Four Or More Fruit And Vegetables A Day
There’s no denying it – fruit and vegetables are good for your heart. They provide the right amounts of vitamins in the right combinations to help keep your heart healthy.
Try to have at least four portions or servings of fruit and vegetables every day. Choose a wide variety, and use frozen vegetables and fruit tinned in natural juice for convenience. Get the best out of cooked vegetables by steaming them or boiling them in less water for less time. While raw vegetables are good
for you, don’t forget to try vegetable soups and tomato sauce based dishes like baked beans.
Use more vegetables in your meals – try reducing the amount of meat you use and substituting some of your usual portion with extra vegetables. Before you eat fresh fruit, clean it well to remove any sprays or chemicals that might be on the skin.
Watch Your Salt And Sodium Intake
Most of us love the taste of salt – so much of the food we generally eat has so much salt in it, why wouldn’t we?
As well as cutting down on the table salt you add to cooked food, try to eat as much freshly prepared food as possible. Food that is pre-prepared and pre-cooked will often have a lot of salt added to it. Watch out for salt in dried foods such as packet soups and stock cubes. Try using black pepper and herbs instead of salt to add more flavour to food.

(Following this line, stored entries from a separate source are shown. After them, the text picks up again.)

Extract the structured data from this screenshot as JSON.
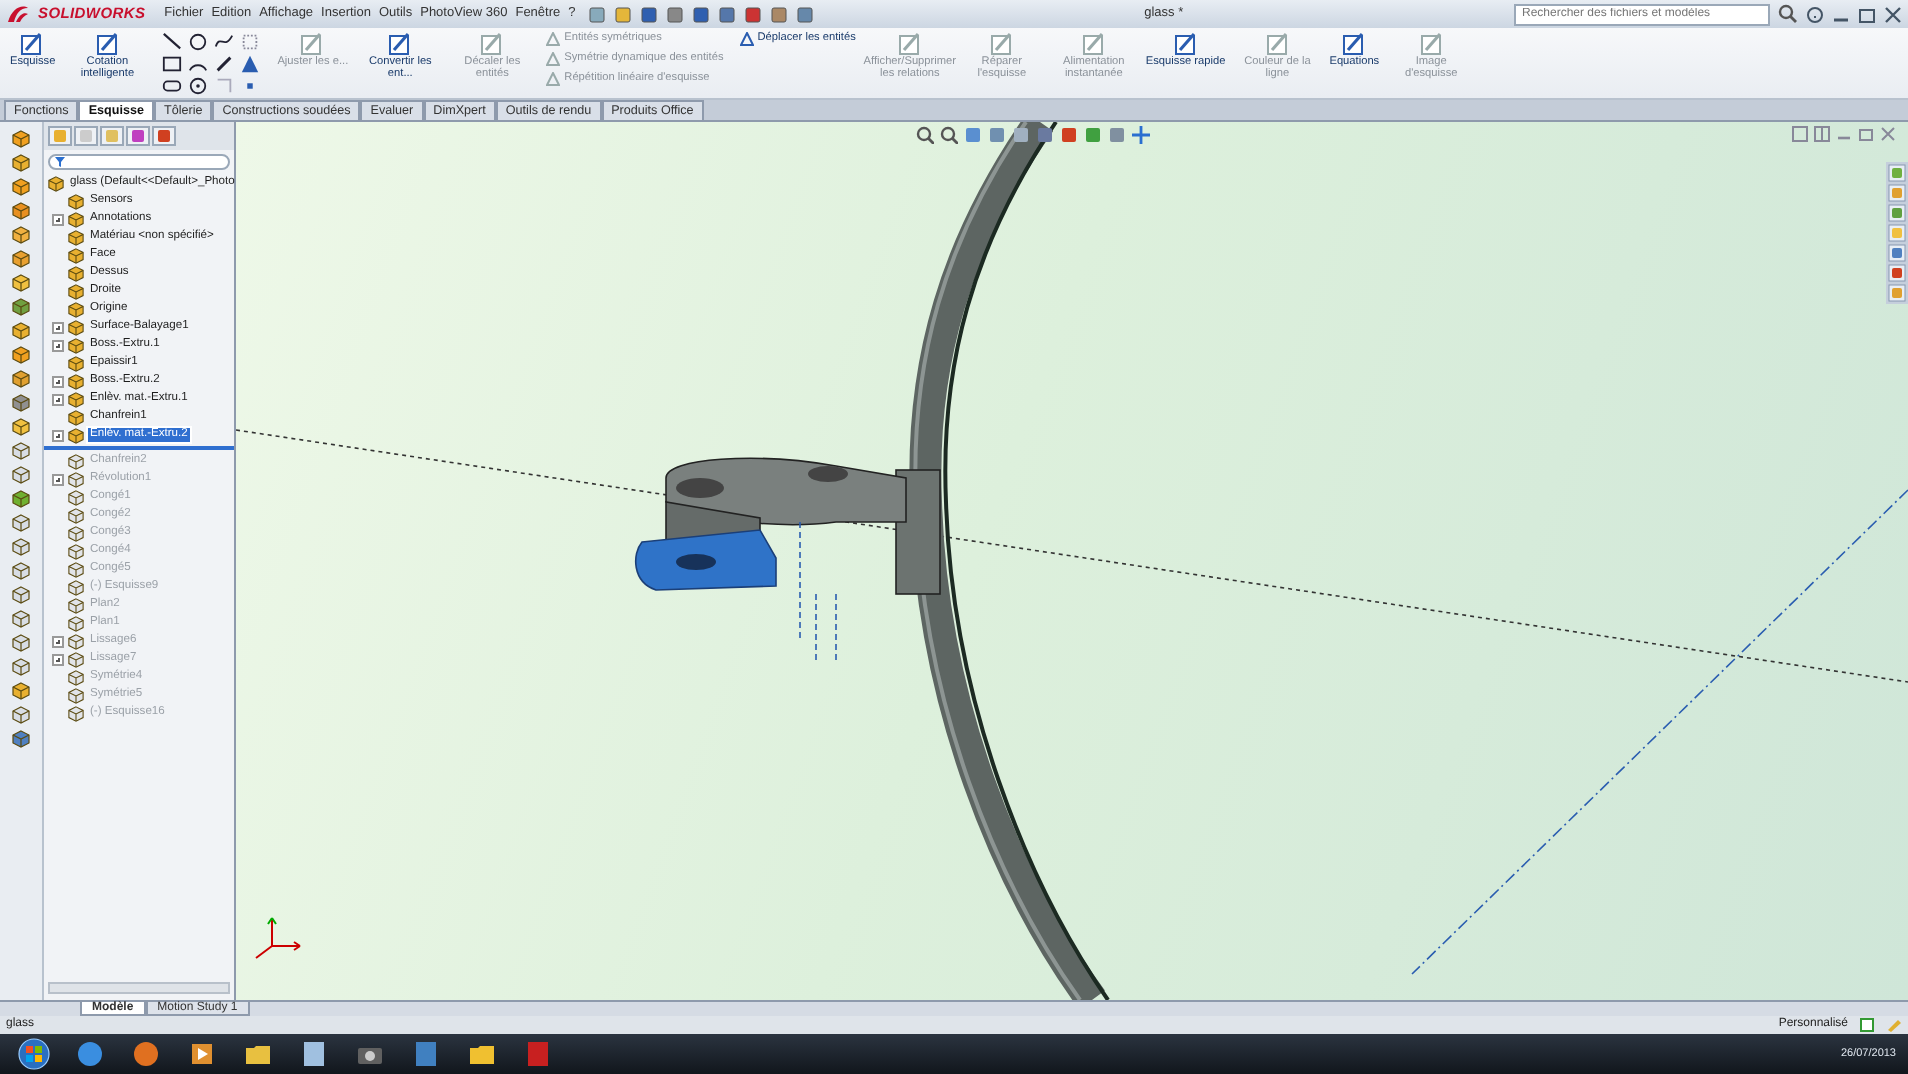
{
  "app": {
    "logo_text": "SOLIDWORKS"
  },
  "menu": [
    "Fichier",
    "Edition",
    "Affichage",
    "Insertion",
    "Outils",
    "PhotoView 360",
    "Fenêtre",
    "?"
  ],
  "window": {
    "title": "glass *"
  },
  "search": {
    "placeholder": "Rechercher des fichiers et modèles"
  },
  "ribbon": [
    {
      "kind": "large",
      "label": "Esquisse",
      "disabled": false
    },
    {
      "kind": "large",
      "label": "Cotation intelligente",
      "disabled": false
    },
    {
      "kind": "tools"
    },
    {
      "kind": "large",
      "label": "Ajuster les e...",
      "disabled": true
    },
    {
      "kind": "large",
      "label": "Convertir les ent...",
      "disabled": false
    },
    {
      "kind": "large",
      "label": "Décaler les entités",
      "disabled": true
    },
    {
      "kind": "stack",
      "label": "Entités symétriques",
      "disabled": true
    },
    {
      "kind": "stack",
      "label": "Symétrie dynamique des entités",
      "disabled": true
    },
    {
      "kind": "stack",
      "label": "Répétition linéaire d'esquisse",
      "disabled": true
    },
    {
      "kind": "stack",
      "label": "Déplacer les entités",
      "disabled": false
    },
    {
      "kind": "large",
      "label": "Afficher/Supprimer les relations",
      "disabled": true
    },
    {
      "kind": "large",
      "label": "Réparer l'esquisse",
      "disabled": true
    },
    {
      "kind": "large",
      "label": "Alimentation instantanée",
      "disabled": true
    },
    {
      "kind": "large",
      "label": "Esquisse rapide",
      "disabled": false
    },
    {
      "kind": "large",
      "label": "Couleur de la ligne",
      "disabled": true
    },
    {
      "kind": "large",
      "label": "Equations",
      "disabled": false
    },
    {
      "kind": "large",
      "label": "Image d'esquisse",
      "disabled": true
    }
  ],
  "command_tabs": [
    {
      "label": "Fonctions",
      "selected": false
    },
    {
      "label": "Esquisse",
      "selected": true
    },
    {
      "label": "Tôlerie",
      "selected": false
    },
    {
      "label": "Constructions soudées",
      "selected": false
    },
    {
      "label": "Evaluer",
      "selected": false
    },
    {
      "label": "DimXpert",
      "selected": false
    },
    {
      "label": "Outils de rendu",
      "selected": false
    },
    {
      "label": "Produits Office",
      "selected": false
    }
  ],
  "feature_tree": {
    "root": "glass  (Default<<Default>_Photo",
    "items": [
      {
        "label": "Sensors",
        "expandable": false,
        "suppressed": false,
        "selected": false
      },
      {
        "label": "Annotations",
        "expandable": true,
        "suppressed": false,
        "selected": false
      },
      {
        "label": "Matériau <non spécifié>",
        "expandable": false,
        "suppressed": false,
        "selected": false
      },
      {
        "label": "Face",
        "expandable": false,
        "suppressed": false,
        "selected": false
      },
      {
        "label": "Dessus",
        "expandable": false,
        "suppressed": false,
        "selected": false
      },
      {
        "label": "Droite",
        "expandable": false,
        "suppressed": false,
        "selected": false
      },
      {
        "label": "Origine",
        "expandable": false,
        "suppressed": false,
        "selected": false
      },
      {
        "label": "Surface-Balayage1",
        "expandable": true,
        "suppressed": false,
        "selected": false
      },
      {
        "label": "Boss.-Extru.1",
        "expandable": true,
        "suppressed": false,
        "selected": false
      },
      {
        "label": "Epaissir1",
        "expandable": false,
        "suppressed": false,
        "selected": false
      },
      {
        "label": "Boss.-Extru.2",
        "expandable": true,
        "suppressed": false,
        "selected": false
      },
      {
        "label": "Enlèv. mat.-Extru.1",
        "expandable": true,
        "suppressed": false,
        "selected": false
      },
      {
        "label": "Chanfrein1",
        "expandable": false,
        "suppressed": false,
        "selected": false
      },
      {
        "label": "Enlèv. mat.-Extru.2",
        "expandable": true,
        "suppressed": false,
        "selected": true
      },
      {
        "label": "Chanfrein2",
        "expandable": false,
        "suppressed": true,
        "selected": false
      },
      {
        "label": "Révolution1",
        "expandable": true,
        "suppressed": true,
        "selected": false
      },
      {
        "label": "Congé1",
        "expandable": false,
        "suppressed": true,
        "selected": false
      },
      {
        "label": "Congé2",
        "expandable": false,
        "suppressed": true,
        "selected": false
      },
      {
        "label": "Congé3",
        "expandable": false,
        "suppressed": true,
        "selected": false
      },
      {
        "label": "Congé4",
        "expandable": false,
        "suppressed": true,
        "selected": false
      },
      {
        "label": "Congé5",
        "expandable": false,
        "suppressed": true,
        "selected": false
      },
      {
        "label": "(-) Esquisse9",
        "expandable": false,
        "suppressed": true,
        "selected": false
      },
      {
        "label": "Plan2",
        "expandable": false,
        "suppressed": true,
        "selected": false
      },
      {
        "label": "Plan1",
        "expandable": false,
        "suppressed": true,
        "selected": false
      },
      {
        "label": "Lissage6",
        "expandable": true,
        "suppressed": true,
        "selected": false
      },
      {
        "label": "Lissage7",
        "expandable": true,
        "suppressed": true,
        "selected": false
      },
      {
        "label": "Symétrie4",
        "expandable": false,
        "suppressed": true,
        "selected": false
      },
      {
        "label": "Symétrie5",
        "expandable": false,
        "suppressed": true,
        "selected": false
      },
      {
        "label": "(-) Esquisse16",
        "expandable": false,
        "suppressed": true,
        "selected": false
      }
    ]
  },
  "bottom_tabs": [
    {
      "label": "Modèle",
      "selected": true
    },
    {
      "label": "Motion Study 1",
      "selected": false
    }
  ],
  "status_bar": {
    "document": "glass",
    "config": "Personnalisé"
  },
  "taskbar": {
    "date": "26/07/2013"
  }
}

Choose High Fibre Energy Sources
Eating high fibre energy foods like wholemeal bread, jacket potatoes, wholegrain breakfast cereals and whole-wheat pasta and rice, will not only fill you up and keep your bowels regular. They will also provide you with essential vitamins and minerals and soluble fibre, which will enhance your heart health.

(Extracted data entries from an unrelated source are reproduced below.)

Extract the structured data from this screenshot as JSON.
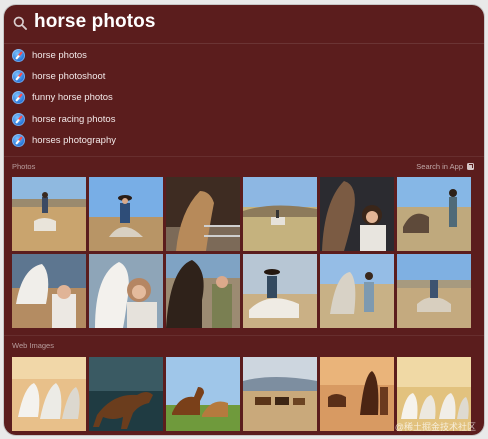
{
  "search": {
    "query": "horse photos"
  },
  "suggestions": [
    {
      "label": "horse photos"
    },
    {
      "label": "horse photoshoot"
    },
    {
      "label": "funny horse photos"
    },
    {
      "label": "horse racing photos"
    },
    {
      "label": "horses photography"
    }
  ],
  "photos": {
    "header": "Photos",
    "search_in_app": "Search in App"
  },
  "web_images": {
    "header": "Web Images"
  },
  "watermark": "@稀土掘金技术社区",
  "icons": {
    "search": "search-icon",
    "suggestion": "safari-compass-icon",
    "open": "open-in-app-icon"
  }
}
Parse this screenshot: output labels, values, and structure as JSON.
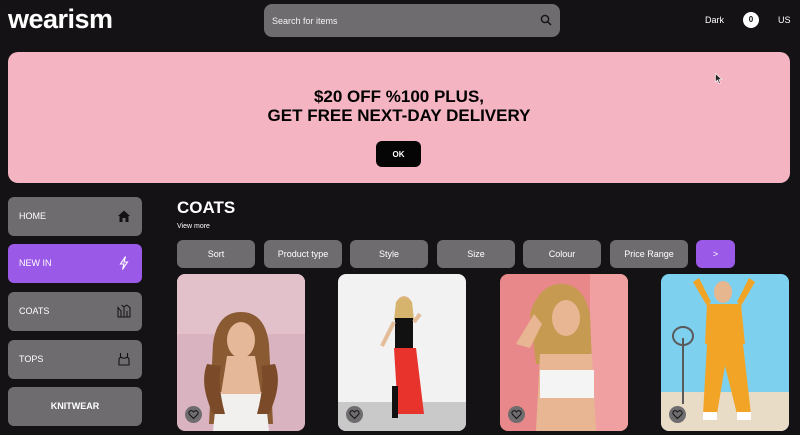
{
  "header": {
    "logo": "wearism",
    "search_placeholder": "Search for items",
    "theme_label": "Dark",
    "cart_count": "0",
    "region": "US"
  },
  "banner": {
    "line1": "$20 OFF %100 PLUS,",
    "line2": "GET FREE NEXT-DAY DELIVERY",
    "ok_label": "OK",
    "background": "#f4b4c2"
  },
  "sidebar": {
    "items": [
      {
        "label": "HOME",
        "icon": "home-icon"
      },
      {
        "label": "NEW IN",
        "icon": "lightning-icon",
        "active": true
      },
      {
        "label": "COATS",
        "icon": "coat-icon"
      },
      {
        "label": "TOPS",
        "icon": "top-icon"
      },
      {
        "label": "KNITWEAR",
        "icon": ""
      }
    ]
  },
  "main": {
    "category_title": "COATS",
    "view_more": "View more",
    "filters": [
      "Sort",
      "Product type",
      "Style",
      "Size",
      "Colour",
      "Price Range",
      ">"
    ],
    "products": [
      {
        "image": "woman-curly-hair-white-top",
        "favorite_icon": "heart-icon"
      },
      {
        "image": "woman-red-skirt-posing",
        "favorite_icon": "heart-icon"
      },
      {
        "image": "woman-white-sports-bra",
        "favorite_icon": "heart-icon"
      },
      {
        "image": "woman-orange-tracksuit",
        "favorite_icon": "heart-icon"
      }
    ]
  },
  "colors": {
    "background": "#141215",
    "panel": "#6e6c6f",
    "accent": "#9b59e8",
    "banner": "#f4b4c2"
  }
}
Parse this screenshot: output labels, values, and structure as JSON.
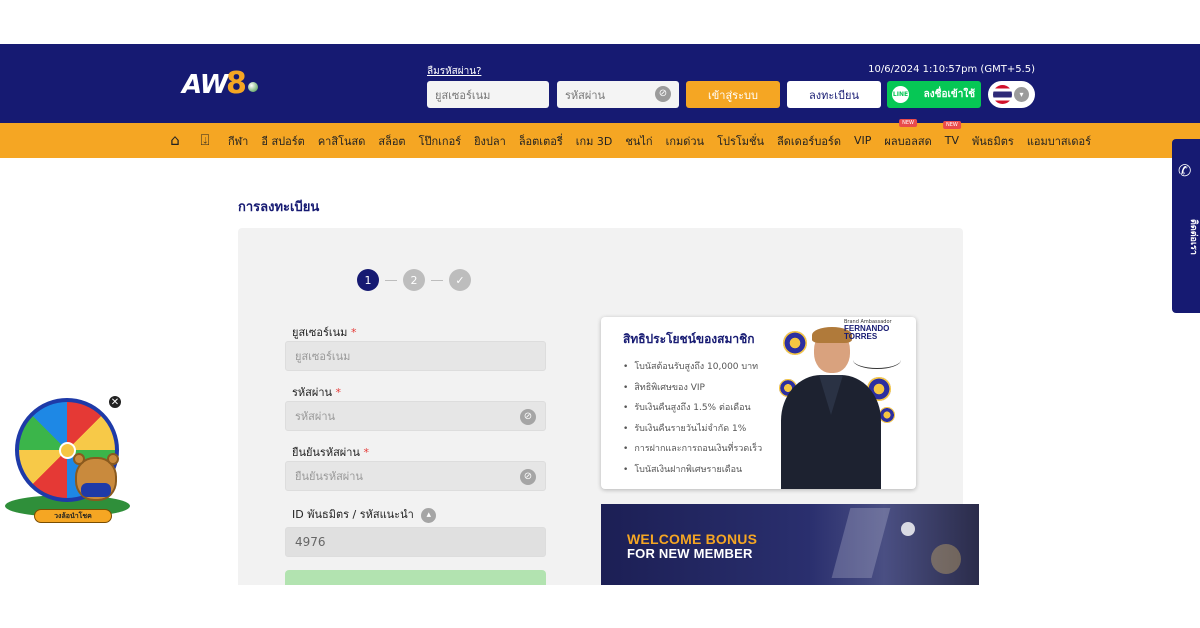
{
  "header": {
    "logo": {
      "text_aw": "AW",
      "text_8": "8"
    },
    "forgot_password_link": "ลืมรหัสผ่าน?",
    "username_placeholder": "ยูสเซอร์เนม",
    "password_placeholder": "รหัสผ่าน",
    "login_button": "เข้าสู่ระบบ",
    "register_button": "ลงทะเบียน",
    "line_icon_text": "LINE",
    "line_login_button": "ลงชื่อเข้าใช้",
    "datetime": "10/6/2024 1:10:57pm (GMT+5.5)",
    "language": "th-flag-icon"
  },
  "nav": {
    "icons": [
      "home-icon",
      "download-icon"
    ],
    "items": [
      {
        "label": "กีฬา"
      },
      {
        "label": "อี สปอร์ต"
      },
      {
        "label": "คาสิโนสด"
      },
      {
        "label": "สล็อต"
      },
      {
        "label": "โป๊กเกอร์"
      },
      {
        "label": "ยิงปลา"
      },
      {
        "label": "ล็อตเตอรี่"
      },
      {
        "label": "เกม 3D"
      },
      {
        "label": "ชนไก่"
      },
      {
        "label": "เกมด่วน"
      },
      {
        "label": "โปรโมชั่น"
      },
      {
        "label": "ลีดเดอร์บอร์ด"
      },
      {
        "label": "VIP"
      },
      {
        "label": "ผลบอลสด",
        "badge": "NEW"
      },
      {
        "label": "TV",
        "badge": "NEW"
      },
      {
        "label": "พันธมิตร"
      },
      {
        "label": "แอมบาสเดอร์"
      }
    ]
  },
  "main": {
    "page_title": "การลงทะเบียน",
    "steps": [
      "1",
      "2",
      "✓"
    ],
    "form": {
      "username_label": "ยูสเซอร์เนม",
      "username_placeholder": "ยูสเซอร์เนม",
      "password_label": "รหัสผ่าน",
      "password_placeholder": "รหัสผ่าน",
      "confirm_label": "ยืนยันรหัสผ่าน",
      "confirm_placeholder": "ยืนยันรหัสผ่าน",
      "required_mark": "*",
      "referral_label": "ID พันธมิตร / รหัสแนะนำ",
      "referral_value": "4976"
    },
    "benefits": {
      "title": "สิทธิประโยชน์ของสมาชิก",
      "items": [
        "โบนัสต้อนรับสูงถึง 10,000 บาท",
        "สิทธิพิเศษของ VIP",
        "รับเงินคืนสูงถึง 1.5% ต่อเดือน",
        "รับเงินคืนรายวันไม่จำกัด 1%",
        "การฝากและการถอนเงินที่รวดเร็ว",
        "โบนัสเงินฝากพิเศษรายเดือน"
      ],
      "ambassador_label": "Brand Ambassador",
      "ambassador_name": "FERNANDO TORRES"
    },
    "bonus_banner": {
      "line1": "WELCOME BONUS",
      "line2": "FOR NEW MEMBER"
    }
  },
  "contact_tab": {
    "label": "ติดต่อเรา"
  },
  "spin_widget": {
    "label": "วงล้อนำโชค"
  }
}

Vegetable foods such as peas, beans and lentils are also great sources of energy and soluble fibre and can be used as an alternative to meat if you fancy a change.
Less refined high fibre foods tend to retain more of their natural goodness, especially water soluble vitamins, making whole fruit and vegetables, brown rice and whole grains doubly good for your heart.
Vitamin And Mineral Supplements
Vitamin and mineral supplements do not adequately substitute vitamins and minerals naturally present in food. However, there is some evidence that vitamin and mineral supplementation may enhance heart health (e.g. folic acid has been found to reduce blood homocysteine levels – a risk factor for heart disease).
If you are considering taking a supplement, choose a multi vitamin and mineral type as there is less risk of overdosing on individual vitamins with this option. Ideally, consult your GP before commencing supplementation.
Summary Tips for a Heart Healthy Diet
- Eat less fat and high fat products (especially cakes, biscuits, visible fat on meats and high fat dairy products).
- Use nonstick vegetable oil cooking sprays instead of other oils.
- Buy lean cuts of meat and reduce portion size to 3 ounces (the size of a pack of cards).
- Eat more fish, skinless chicken and turkey. Turkey steaks are a great alternative to bacon.
- Try low-fat snacks such as popcorn and rice cake snacks.
- Drink low-fat milk and buy low-fat cheese, diet yogurt nd use very little margarine, even the low-fat varieties.
- Eat no more than 3 egg yolks a week.
- Bake, boil, steam, microwave or grill foods instead of frying them. Try and manage without the frying pan or deep fat fryer.
- Eat fewer “fast foods” (burgers, fried foods), which are high in fat.
- Eat more fruits, vegetables and carbohydrates (rice, pasta, breads, grains).